Tercihlerimizle kendimizi, tavsiyelerimizle de dostlarımızı esarete sürüklemeyelim! İki kişi yeterlidir evrende bir fikrin yeşermesi için.
Orta Çağ öğretilerinin bittiğini söylüyorum! Bu öğretiler her türlü felsefi ve dinsel birikimlerdir!
Tarihsel nakillerin"Doğru" luğunu tartışmak önemli. Çünkü bu nakiller taraflı gelir. Yandaş olanlar abartılı överken karşıt olanlar yerer! Bu manada şunu yapmak sakıncalı; kişi taraf olduğu nakil bilgiye doğru, karşı nakile yanlış kabul eder ise sağlıklı bir sonuç çıkmaz! Zaten egemen olanların izin verdiği bilgilerin nakli söz konusu. Tarihsel süreçte, hatta günümüzde; taraf olunan kalır, karşıt olan silinir; imha edilir. Egemen olanların izin verdikleri kalır. Bu manada nakil bilgileri sorgulamak insanın en doğal hakkı! Egemenlere zarar vermeyenler nakledilmiş, nakledilen her şeyi "Kutsal" sayıp bu şekilde inanmak ya da "Mutlak doğru" önermek insan algısını yanıltmaktır.

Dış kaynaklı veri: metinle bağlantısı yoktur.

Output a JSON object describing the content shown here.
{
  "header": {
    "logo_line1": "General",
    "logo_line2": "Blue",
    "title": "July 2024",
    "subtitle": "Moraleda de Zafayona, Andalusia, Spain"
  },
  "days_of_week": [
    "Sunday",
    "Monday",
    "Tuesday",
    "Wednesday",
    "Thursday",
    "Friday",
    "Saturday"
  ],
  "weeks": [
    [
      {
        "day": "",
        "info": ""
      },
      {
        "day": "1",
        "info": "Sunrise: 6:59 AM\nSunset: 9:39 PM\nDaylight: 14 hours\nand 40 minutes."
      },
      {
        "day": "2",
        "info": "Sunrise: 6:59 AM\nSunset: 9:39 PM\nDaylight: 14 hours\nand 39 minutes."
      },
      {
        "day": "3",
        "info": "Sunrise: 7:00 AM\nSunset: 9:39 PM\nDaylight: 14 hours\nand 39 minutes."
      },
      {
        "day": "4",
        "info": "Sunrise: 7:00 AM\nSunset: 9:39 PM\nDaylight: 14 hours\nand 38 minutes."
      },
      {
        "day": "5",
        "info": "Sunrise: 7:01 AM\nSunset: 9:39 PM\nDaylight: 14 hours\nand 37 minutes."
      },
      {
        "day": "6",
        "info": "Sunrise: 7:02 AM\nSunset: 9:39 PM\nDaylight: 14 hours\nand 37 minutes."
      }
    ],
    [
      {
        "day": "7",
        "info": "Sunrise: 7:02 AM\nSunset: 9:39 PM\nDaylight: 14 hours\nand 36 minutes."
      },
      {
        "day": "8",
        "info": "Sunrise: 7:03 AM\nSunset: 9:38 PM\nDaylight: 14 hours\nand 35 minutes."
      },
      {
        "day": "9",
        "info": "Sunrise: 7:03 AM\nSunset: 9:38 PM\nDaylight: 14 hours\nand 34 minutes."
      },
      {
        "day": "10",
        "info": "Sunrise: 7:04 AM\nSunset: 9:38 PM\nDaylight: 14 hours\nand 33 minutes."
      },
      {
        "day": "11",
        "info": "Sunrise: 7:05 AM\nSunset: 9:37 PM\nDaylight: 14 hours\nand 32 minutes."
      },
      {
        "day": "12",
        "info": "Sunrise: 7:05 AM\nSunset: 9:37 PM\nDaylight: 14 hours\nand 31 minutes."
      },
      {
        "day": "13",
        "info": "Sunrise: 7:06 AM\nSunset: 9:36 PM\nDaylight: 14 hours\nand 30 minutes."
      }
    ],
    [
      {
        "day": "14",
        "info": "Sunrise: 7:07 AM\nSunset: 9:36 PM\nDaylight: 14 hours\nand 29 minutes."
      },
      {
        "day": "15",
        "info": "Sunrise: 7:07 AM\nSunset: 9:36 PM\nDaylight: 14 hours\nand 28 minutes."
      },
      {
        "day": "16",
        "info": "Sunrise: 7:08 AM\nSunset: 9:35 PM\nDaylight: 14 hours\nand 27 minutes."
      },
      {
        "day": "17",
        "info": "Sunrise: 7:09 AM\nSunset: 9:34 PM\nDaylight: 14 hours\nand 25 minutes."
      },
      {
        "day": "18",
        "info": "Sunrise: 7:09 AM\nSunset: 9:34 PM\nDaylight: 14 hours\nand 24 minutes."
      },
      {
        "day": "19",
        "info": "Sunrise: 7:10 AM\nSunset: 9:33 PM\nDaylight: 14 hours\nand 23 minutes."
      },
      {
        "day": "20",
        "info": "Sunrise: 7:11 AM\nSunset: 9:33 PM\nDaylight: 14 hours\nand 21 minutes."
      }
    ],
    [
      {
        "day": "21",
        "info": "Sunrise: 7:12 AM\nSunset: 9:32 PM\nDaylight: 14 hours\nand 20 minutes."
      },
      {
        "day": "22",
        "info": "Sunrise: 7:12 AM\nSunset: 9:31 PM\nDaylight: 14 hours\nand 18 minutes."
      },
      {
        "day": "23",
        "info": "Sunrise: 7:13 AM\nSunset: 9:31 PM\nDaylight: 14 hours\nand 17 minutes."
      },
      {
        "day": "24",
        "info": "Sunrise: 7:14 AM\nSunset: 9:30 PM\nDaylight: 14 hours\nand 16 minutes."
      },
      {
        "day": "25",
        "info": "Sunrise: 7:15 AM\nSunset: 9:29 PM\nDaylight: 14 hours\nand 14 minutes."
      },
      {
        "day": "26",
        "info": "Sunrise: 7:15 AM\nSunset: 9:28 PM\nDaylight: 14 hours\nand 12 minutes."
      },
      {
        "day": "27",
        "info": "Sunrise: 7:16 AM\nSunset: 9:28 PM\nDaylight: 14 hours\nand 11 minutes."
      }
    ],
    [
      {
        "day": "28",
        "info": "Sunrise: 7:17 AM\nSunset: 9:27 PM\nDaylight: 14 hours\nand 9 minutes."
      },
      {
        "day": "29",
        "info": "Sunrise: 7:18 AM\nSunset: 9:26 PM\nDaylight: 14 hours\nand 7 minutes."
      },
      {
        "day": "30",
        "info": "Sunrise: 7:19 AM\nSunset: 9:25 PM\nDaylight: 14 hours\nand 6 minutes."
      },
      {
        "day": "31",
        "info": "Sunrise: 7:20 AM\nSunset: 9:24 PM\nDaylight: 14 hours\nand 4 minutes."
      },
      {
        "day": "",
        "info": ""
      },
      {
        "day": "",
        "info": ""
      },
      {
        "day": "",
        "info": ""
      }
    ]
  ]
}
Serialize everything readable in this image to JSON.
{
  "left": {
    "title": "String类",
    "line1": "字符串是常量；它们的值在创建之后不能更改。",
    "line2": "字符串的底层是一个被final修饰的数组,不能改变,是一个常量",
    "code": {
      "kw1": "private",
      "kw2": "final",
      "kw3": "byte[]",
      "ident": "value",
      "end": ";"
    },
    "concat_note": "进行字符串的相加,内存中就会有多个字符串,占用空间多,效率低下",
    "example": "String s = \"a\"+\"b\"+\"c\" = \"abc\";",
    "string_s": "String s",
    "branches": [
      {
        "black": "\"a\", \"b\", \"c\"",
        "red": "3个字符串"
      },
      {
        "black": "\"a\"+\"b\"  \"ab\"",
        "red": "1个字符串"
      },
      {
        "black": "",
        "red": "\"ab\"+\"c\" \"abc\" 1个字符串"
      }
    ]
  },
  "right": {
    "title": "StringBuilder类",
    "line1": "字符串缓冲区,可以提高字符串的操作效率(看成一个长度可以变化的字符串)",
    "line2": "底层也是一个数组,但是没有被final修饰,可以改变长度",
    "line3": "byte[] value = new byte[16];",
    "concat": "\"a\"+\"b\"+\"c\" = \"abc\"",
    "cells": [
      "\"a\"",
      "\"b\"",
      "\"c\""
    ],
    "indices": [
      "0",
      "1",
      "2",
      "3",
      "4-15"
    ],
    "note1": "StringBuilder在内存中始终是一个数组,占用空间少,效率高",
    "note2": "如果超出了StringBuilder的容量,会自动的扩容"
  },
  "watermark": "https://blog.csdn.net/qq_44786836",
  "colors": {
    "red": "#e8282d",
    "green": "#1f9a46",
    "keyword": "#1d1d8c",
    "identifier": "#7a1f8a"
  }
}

Din alanında aracılar sistemi "Orta Çağ" da bitti. Yani yeni dönemde aracı olmaksızın birey Tanrı ilişkisi şekillenir! Bu son peygamber ve son kitap Kuran ile bitti! Zaten insan, Tanrı ile ilişkilerinde araya aracı istemez! Aracı derken öğreten kişiyi kast etmiyorum. Okullarda bilgi öğreten öğretmenler aracı değildir, onlar bilgiyi naklederler, paylaşırlar; bilgiyi değiştirecek eklentiyi yapana aracı diyorum! Yorum da başka bir durum! Mesela ben ayeti tırnak içinde yazarım ama kendim yorum yaparım, bu ayeti değiştirmek olmaz! Aracılık da olmaz! Paylaşımdır ve yorumdur! Her yorum kişiyi bağlar, doğruluğu dayatılmadığı sürece yorumlar yol gösterir! Kuran'ın hükmü evrensel, algılamaya dikkat edilirse ebedidir! Çünkü yaşandığı dönem ve geleceğe dair hükümler var! Eğer doğru algılanırsa, geçmişe dair uygulamalar, günümüze o zamanın algısıyla taşınmaz ise ebedi ve evrensel olduğu görülür!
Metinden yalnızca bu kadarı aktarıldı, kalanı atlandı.